Why is it that two people can offer the same terms, product, or service; and one can walk away with the deal while the other is left empty handed? The answer is what negotiators call “posture.” The way you present yourself can have powerful effects on your perceived credibility, trustworthiness, and authority.

Remember back to the playground, when kids used to pick teams. Who was more likely to get picked: the kid who stood tall, with a confident smile, and an indifference to which team he was chosen for; or the kid who was turned away from the crowd, half hunched over, desperate to be on the “cool” team?

Posture in The Business World

Now that we’re grown up, posture is a much more complex concept than it was on the playground. Instead of being about how you stand or the look on your face, now it has to do with how you carry yourself socially, emotionally, and physically.

Whether or not you close a deal has a lot to do with the subtle messages you send out about yourself in a negotiation.
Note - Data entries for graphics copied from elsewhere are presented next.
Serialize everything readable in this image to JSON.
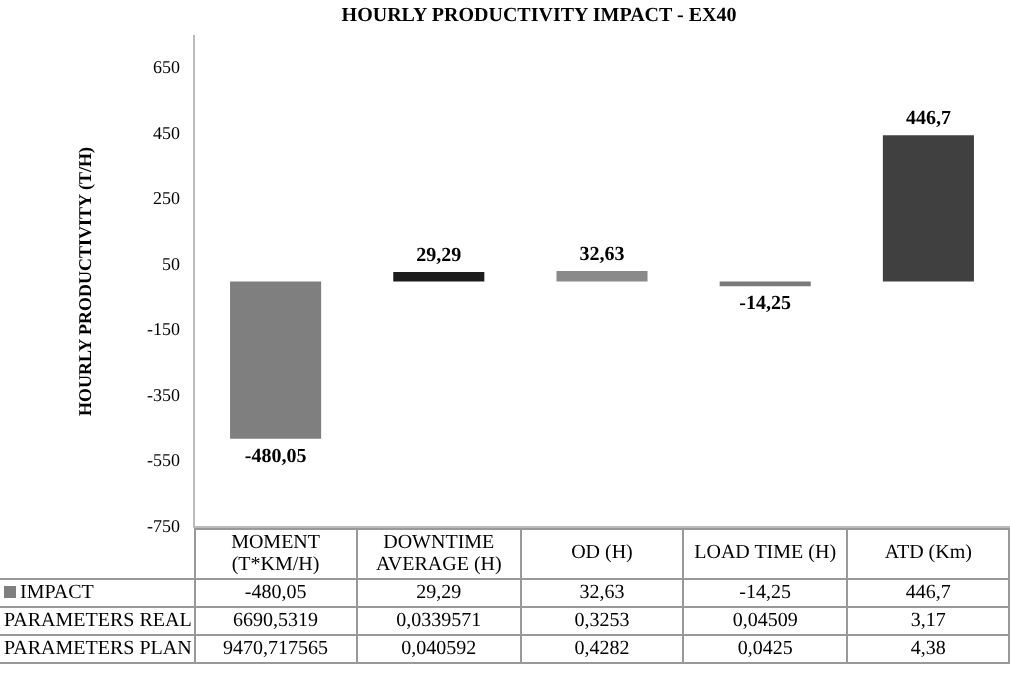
{
  "chart_data": {
    "type": "bar",
    "title": "HOURLY PRODUCTIVITY IMPACT - EX40",
    "ylabel": "HOURLY PRODUCTIVITY (T/H)",
    "categories": [
      "MOMENT (T*KM/H)",
      "DOWNTIME AVERAGE (H)",
      "OD (H)",
      "LOAD TIME (H)",
      "ATD (Km)"
    ],
    "series": [
      {
        "name": "IMPACT",
        "color": "#7f7f7f",
        "colors": [
          "#7f7f7f",
          "#1c1c1c",
          "#8a8a8a",
          "#7a7a7a",
          "#404040"
        ],
        "values": [
          -480.05,
          29.29,
          32.63,
          -14.25,
          446.7
        ],
        "value_labels": [
          "-480,05",
          "29,29",
          "32,63",
          "-14,25",
          "446,7"
        ]
      }
    ],
    "ylim": [
      -750,
      750
    ],
    "yticks": [
      -750,
      -550,
      -350,
      -150,
      50,
      250,
      450,
      650
    ],
    "grid": false,
    "legend": "bottom",
    "tick_labels": "y",
    "annotations": [
      "PARAMETERS REAL",
      "6690,5319",
      "0,0339571",
      "0,3253",
      "0,04509",
      "3,17",
      "PARAMETERS PLAN",
      "9470,717565",
      "0,040592",
      "0,4282",
      "0,0425",
      "4,38"
    ]
  }
}
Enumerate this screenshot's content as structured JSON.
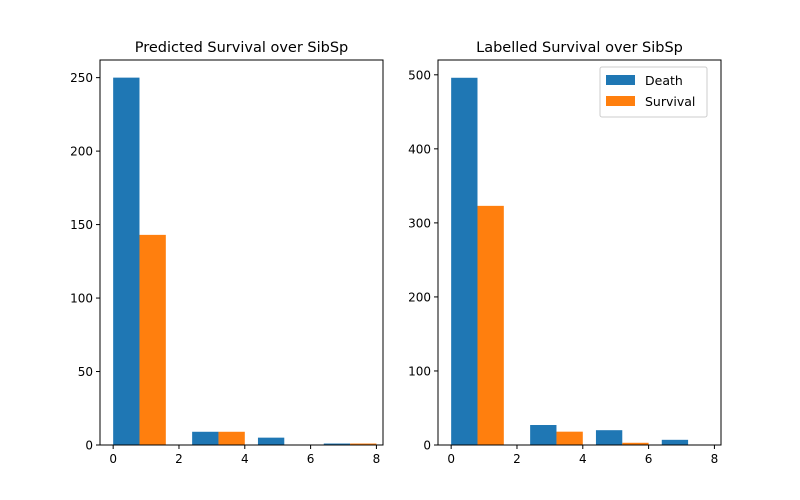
{
  "chart_data": [
    {
      "type": "bar",
      "title": "Predicted Survival over SibSp",
      "xlabel": "",
      "ylabel": "",
      "xlim": [
        -0.4,
        8.2
      ],
      "ylim": [
        0,
        262
      ],
      "xticks": [
        0,
        2,
        4,
        6,
        8
      ],
      "yticks": [
        0,
        50,
        100,
        150,
        200,
        250
      ],
      "bin_width": 0.8,
      "legend": null,
      "series": [
        {
          "name": "Death",
          "color": "#1f77b4",
          "x": [
            0.4,
            2.8,
            4.8,
            6.8
          ],
          "values": [
            250,
            9,
            5,
            1
          ]
        },
        {
          "name": "Survival",
          "color": "#ff7f0e",
          "x": [
            1.2,
            3.6,
            5.6,
            7.6
          ],
          "values": [
            143,
            9,
            0,
            1
          ]
        }
      ]
    },
    {
      "type": "bar",
      "title": "Labelled Survival over SibSp",
      "xlabel": "",
      "ylabel": "",
      "xlim": [
        -0.4,
        8.2
      ],
      "ylim": [
        0,
        520
      ],
      "xticks": [
        0,
        2,
        4,
        6,
        8
      ],
      "yticks": [
        0,
        100,
        200,
        300,
        400,
        500
      ],
      "bin_width": 0.8,
      "legend": "top-right",
      "series": [
        {
          "name": "Death",
          "color": "#1f77b4",
          "x": [
            0.4,
            2.8,
            4.8,
            6.8
          ],
          "values": [
            496,
            27,
            20,
            7
          ]
        },
        {
          "name": "Survival",
          "color": "#ff7f0e",
          "x": [
            1.2,
            3.6,
            5.6,
            7.6
          ],
          "values": [
            323,
            18,
            3,
            0
          ]
        }
      ]
    }
  ]
}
Are you conveying a sense of authority in your field? Are you creating urgency? Are you creating an environment in which clients are competing for your services instead of you competing for client’s business?

Posture is what gives experience negotiators a huge advantage over inexperienced ones. It’s a quality that can be learned over time, but takes patience to master. What constitutes posture is often subtle, and requires your attention to notice.

The Mower Store

Imagine a lawn mower store with a sales force of two: one who’s older and more experienced, and another who’s green, but excited to learn. Two customers walk in the door and are approached by each of our salespersons simultaneously.

As if in a parallel universe, both customers ask the exact same questions about the same mower, and both salespersons give the exact same answers. The only difference is how they say it.

The younger salesperson is so excited to see a customer, you can hear it in his voice. His eyes are bright and his enthusiasm is giving away the fact that he hasn’t had a sale all week. He follows around the customer like a puppy dog and caters to his every move.

The more experienced salesperson holds herself high, with confidence. Her professionalism conveys the fact that she doesn’t need this sale; she’s had plenty already. She politely smiles, is hospitable, and makes an effort to find answers for the customer; but doesn’t over-accommodate.

At the same time, both customers raise the same objection about the mower and insult our sales team’s intelligence. The green salesperson apologetically gives his rebuttal, scrambling to recover; while our seasoned veteran gives the same answer, but does so with confidence and turns away as if she would rather give up the sale than be insulted.

Posture Vs. Attitude

Having posture is different than having “an attitude.” Posture conveys a sense of sureness in one’s self, and definiteness of purpose. It’s neither “soft” nor “hard”; it’s somewhere in between.

Don’t Apologize

A person with posture confidently states her position, without apology. Excessive apology conveys a sense of incompetence. When talking about an objection, or a weak position that you might hold; communicate “this is the way it is, take it or leave it.”

Be Passionate

Passion, when combined with confidence, is extremely powerful. Not only do you know what you’re doing, you’re excited to do it. Communicate a sense of: “This train is going places and it can’t stay here for long. I know where I’m going, hop on board!”

Ask Questions

As long as you’re the one asking questions, you control the conversation. People love to talk about themselves, so let them.

Don’t Engage in Mudslinging

A person with posture doesn’t lower themselves into the mud. An ignorant personal attack doesn’t warrant a response.

The internet is flooded with people who hide behind their computers and sling mud at each other. It’s easy to let you emotions take over and engage, but it’s much more powerful to ignore. Engaging with mudslingers lowers yourself to their level and strips you of credibility.

Build Posture

Posture is one of those hard-to-describe qualities that give some people what it takes to be successful. It can be developed through attention to detail and hard work. Pay attention to how you are posturing yourself and you’ll start to close more deals.